# Best location for visit



## gabehizer (May 27, 2012)

This coming October I am planning on spending a week in the city of Guadalajara, then a week in the Lake Chapala area. My plan is not so much to do sightseeing as to get a "feel" for each area, in advance of a possible retirement location in 3-4 years. 

Based on the above, would you recommend I stay at a location very close to downtown (centro) or would it be ok to stay a bit further out, e.g., Minerva Circle? I ask because I've found a great apartment share by Minerva for little money that looks great, but I wanted to be sure I wouldn't regret the location. 

My thinking is that since I'll also want to wander around Chapalita the slightly west location may be just as well as the downtown one. 
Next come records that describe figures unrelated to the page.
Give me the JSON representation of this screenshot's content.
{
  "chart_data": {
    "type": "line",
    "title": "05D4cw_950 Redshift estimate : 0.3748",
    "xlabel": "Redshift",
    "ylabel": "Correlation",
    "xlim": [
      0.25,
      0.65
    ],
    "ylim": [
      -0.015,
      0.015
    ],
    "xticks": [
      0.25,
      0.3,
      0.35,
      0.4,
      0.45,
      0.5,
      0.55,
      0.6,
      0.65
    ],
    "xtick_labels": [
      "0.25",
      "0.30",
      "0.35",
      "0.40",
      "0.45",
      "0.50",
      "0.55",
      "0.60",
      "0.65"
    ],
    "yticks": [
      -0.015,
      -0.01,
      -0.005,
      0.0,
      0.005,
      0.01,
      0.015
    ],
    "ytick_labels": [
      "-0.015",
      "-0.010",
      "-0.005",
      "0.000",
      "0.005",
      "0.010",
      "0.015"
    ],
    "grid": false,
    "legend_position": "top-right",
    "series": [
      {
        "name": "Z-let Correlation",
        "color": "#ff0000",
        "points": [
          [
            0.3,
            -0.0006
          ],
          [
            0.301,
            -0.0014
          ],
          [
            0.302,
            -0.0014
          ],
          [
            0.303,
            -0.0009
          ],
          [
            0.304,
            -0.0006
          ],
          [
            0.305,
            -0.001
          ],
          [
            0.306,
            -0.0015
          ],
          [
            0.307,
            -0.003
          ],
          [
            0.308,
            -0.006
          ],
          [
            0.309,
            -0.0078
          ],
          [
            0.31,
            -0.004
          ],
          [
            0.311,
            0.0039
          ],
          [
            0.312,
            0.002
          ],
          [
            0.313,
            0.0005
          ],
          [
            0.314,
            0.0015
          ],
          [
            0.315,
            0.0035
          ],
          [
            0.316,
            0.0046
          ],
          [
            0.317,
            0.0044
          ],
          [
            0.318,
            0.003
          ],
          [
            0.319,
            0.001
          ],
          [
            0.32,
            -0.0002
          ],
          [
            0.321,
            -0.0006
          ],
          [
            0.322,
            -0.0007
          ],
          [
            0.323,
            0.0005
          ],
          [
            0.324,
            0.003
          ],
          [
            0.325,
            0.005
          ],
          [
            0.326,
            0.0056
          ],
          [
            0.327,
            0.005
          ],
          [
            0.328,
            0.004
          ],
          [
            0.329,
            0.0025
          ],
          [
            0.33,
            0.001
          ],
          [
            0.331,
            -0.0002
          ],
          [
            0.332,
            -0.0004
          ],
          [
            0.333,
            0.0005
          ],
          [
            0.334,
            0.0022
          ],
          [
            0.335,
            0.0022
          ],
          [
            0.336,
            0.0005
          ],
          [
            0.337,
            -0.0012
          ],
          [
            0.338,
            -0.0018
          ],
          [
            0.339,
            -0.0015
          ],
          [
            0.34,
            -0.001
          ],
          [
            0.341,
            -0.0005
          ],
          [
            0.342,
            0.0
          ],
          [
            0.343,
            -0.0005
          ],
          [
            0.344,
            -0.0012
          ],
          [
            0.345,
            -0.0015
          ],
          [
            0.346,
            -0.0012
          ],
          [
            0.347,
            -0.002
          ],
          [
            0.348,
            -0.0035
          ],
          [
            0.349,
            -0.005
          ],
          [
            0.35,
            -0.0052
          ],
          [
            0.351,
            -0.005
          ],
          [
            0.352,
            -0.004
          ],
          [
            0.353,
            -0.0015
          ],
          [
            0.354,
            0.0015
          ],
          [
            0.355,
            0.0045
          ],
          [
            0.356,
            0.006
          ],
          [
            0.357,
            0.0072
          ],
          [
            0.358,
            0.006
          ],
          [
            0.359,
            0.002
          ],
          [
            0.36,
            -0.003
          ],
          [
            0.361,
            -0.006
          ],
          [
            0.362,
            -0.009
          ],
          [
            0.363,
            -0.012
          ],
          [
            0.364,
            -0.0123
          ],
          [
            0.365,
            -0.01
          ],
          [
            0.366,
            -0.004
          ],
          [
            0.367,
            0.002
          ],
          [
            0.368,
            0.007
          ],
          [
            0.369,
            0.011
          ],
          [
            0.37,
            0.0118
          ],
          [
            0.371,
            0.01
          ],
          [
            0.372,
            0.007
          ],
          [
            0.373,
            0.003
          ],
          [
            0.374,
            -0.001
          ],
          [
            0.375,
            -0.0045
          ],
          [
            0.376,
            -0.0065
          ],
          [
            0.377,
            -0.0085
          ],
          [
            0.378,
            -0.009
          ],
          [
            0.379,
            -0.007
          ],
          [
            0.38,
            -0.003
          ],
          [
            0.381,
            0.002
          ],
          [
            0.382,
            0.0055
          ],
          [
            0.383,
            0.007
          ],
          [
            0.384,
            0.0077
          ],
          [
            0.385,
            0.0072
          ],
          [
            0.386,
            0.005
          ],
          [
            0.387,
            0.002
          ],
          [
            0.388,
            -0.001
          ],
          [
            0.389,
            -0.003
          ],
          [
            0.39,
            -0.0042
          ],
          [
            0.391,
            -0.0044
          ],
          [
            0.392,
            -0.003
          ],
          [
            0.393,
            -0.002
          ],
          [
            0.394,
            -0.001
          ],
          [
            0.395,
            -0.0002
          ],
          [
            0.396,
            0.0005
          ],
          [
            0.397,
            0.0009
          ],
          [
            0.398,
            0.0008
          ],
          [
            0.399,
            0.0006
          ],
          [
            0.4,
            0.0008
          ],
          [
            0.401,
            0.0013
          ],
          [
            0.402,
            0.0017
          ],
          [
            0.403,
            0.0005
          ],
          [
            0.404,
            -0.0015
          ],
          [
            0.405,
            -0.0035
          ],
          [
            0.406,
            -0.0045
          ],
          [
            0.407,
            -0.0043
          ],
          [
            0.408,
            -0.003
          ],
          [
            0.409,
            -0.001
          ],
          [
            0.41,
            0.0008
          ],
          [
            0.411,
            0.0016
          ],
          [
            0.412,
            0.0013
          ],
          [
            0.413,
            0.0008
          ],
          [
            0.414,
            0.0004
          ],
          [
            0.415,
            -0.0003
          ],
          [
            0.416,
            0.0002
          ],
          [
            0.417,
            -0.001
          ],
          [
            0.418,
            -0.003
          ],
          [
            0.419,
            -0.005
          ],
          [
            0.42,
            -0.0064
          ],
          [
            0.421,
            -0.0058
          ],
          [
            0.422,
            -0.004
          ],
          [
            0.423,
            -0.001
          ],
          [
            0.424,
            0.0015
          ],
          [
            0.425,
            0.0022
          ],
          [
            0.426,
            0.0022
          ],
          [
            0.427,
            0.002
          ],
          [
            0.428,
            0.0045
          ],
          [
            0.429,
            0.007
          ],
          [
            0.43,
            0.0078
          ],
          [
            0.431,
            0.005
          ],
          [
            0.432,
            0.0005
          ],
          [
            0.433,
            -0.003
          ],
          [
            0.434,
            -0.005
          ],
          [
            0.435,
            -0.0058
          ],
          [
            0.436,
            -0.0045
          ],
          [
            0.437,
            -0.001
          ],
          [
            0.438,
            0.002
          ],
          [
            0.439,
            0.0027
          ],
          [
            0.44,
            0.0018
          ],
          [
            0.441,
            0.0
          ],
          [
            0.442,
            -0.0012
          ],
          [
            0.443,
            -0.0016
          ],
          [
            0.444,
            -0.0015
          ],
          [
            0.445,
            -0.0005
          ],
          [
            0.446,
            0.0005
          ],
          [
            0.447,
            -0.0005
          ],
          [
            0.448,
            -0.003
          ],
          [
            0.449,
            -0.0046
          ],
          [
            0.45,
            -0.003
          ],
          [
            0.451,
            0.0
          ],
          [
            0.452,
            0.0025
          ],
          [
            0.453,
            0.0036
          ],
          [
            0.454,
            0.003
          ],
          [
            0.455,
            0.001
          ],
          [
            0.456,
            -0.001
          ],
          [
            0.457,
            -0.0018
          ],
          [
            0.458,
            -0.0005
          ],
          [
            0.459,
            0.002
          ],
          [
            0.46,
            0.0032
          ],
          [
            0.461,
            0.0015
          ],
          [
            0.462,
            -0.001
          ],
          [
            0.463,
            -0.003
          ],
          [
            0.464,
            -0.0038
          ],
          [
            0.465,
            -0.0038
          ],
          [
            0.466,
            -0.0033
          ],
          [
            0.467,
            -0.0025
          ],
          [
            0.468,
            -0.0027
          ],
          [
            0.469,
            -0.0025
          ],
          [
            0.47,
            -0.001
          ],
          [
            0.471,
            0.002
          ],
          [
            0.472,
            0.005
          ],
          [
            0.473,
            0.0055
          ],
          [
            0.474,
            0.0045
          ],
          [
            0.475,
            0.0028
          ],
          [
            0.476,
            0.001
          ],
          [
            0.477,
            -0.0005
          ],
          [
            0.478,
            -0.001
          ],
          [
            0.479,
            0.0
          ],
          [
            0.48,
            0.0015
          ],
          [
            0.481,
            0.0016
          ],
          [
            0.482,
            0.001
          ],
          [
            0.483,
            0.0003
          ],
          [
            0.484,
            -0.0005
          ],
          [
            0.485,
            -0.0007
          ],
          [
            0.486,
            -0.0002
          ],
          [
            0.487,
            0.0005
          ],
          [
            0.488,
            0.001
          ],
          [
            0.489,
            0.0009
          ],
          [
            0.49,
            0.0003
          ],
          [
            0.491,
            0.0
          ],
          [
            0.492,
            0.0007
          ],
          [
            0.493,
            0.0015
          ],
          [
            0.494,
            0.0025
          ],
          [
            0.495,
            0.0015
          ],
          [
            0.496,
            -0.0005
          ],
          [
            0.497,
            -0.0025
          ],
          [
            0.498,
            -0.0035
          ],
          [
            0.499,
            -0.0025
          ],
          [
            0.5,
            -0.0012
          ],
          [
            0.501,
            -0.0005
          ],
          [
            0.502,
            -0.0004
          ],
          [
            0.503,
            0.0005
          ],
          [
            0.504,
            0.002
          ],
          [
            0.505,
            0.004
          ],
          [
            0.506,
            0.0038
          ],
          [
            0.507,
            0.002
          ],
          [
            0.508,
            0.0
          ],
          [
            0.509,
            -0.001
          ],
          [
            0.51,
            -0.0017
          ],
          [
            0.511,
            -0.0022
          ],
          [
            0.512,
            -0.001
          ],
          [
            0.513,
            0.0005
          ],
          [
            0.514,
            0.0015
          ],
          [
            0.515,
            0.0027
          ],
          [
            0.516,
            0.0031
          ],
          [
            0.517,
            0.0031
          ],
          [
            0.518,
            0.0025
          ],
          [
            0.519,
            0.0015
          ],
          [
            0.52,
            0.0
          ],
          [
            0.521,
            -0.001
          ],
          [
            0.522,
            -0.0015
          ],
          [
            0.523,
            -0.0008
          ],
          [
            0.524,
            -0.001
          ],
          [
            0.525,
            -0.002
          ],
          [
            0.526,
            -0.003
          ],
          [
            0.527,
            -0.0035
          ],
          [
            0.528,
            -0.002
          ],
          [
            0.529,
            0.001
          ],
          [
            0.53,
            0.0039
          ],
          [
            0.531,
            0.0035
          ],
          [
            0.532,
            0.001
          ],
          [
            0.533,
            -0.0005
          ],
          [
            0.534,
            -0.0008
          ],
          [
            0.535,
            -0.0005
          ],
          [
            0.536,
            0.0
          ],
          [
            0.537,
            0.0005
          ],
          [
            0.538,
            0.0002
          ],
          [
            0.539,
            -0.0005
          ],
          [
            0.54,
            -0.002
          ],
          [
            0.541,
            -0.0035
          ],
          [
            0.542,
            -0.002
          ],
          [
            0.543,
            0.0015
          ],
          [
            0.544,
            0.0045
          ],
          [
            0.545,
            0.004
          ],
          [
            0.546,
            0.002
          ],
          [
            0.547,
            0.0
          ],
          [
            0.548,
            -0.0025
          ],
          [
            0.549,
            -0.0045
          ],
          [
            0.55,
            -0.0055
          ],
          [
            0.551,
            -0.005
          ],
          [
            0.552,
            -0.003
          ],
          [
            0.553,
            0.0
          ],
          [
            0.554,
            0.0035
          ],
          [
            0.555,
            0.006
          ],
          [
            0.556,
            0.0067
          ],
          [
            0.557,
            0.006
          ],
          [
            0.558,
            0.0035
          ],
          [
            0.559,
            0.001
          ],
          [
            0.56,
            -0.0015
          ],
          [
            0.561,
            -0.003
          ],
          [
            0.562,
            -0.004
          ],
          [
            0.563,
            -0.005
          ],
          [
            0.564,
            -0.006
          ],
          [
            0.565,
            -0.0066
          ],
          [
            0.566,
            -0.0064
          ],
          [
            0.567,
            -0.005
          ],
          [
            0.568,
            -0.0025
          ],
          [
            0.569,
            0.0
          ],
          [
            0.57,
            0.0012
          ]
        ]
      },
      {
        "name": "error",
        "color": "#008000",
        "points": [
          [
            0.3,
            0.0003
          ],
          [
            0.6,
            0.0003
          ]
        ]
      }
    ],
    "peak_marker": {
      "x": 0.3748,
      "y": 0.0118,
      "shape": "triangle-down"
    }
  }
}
Maybe they are not that far apart and it makes little difference? Let me know...

Thanks!


----------



## RPBHaas (Dec 21, 2011)

gabehizer said:


> This coming October I am planning on spending a
> Based on the above, would you recommend I stay at a location very close to downtown (centro) or would it be ok to stay a bit further out, e.g., Minerva Circle? I ask because I've found a great apartment share by Minerva for little money that looks great, but I wanted to be sure I wouldn't regret the location.
> 
> My thinking is that since I'll also want to wander around Chapalita the slightly west location may be just as well as the downtown one.
> ...


I was visiting the Minerva/ Chapultapec area on Friday. It's a great area. I don't care for the traffic in el centro. Depending on the time of the day, many parts of GDL have heavy traffic. It seems to me that el centro and the Lopez Mateos areas are the most congested, most frequently. There is not a substantial difference of access to Chapala from Minerva or el centro.


----------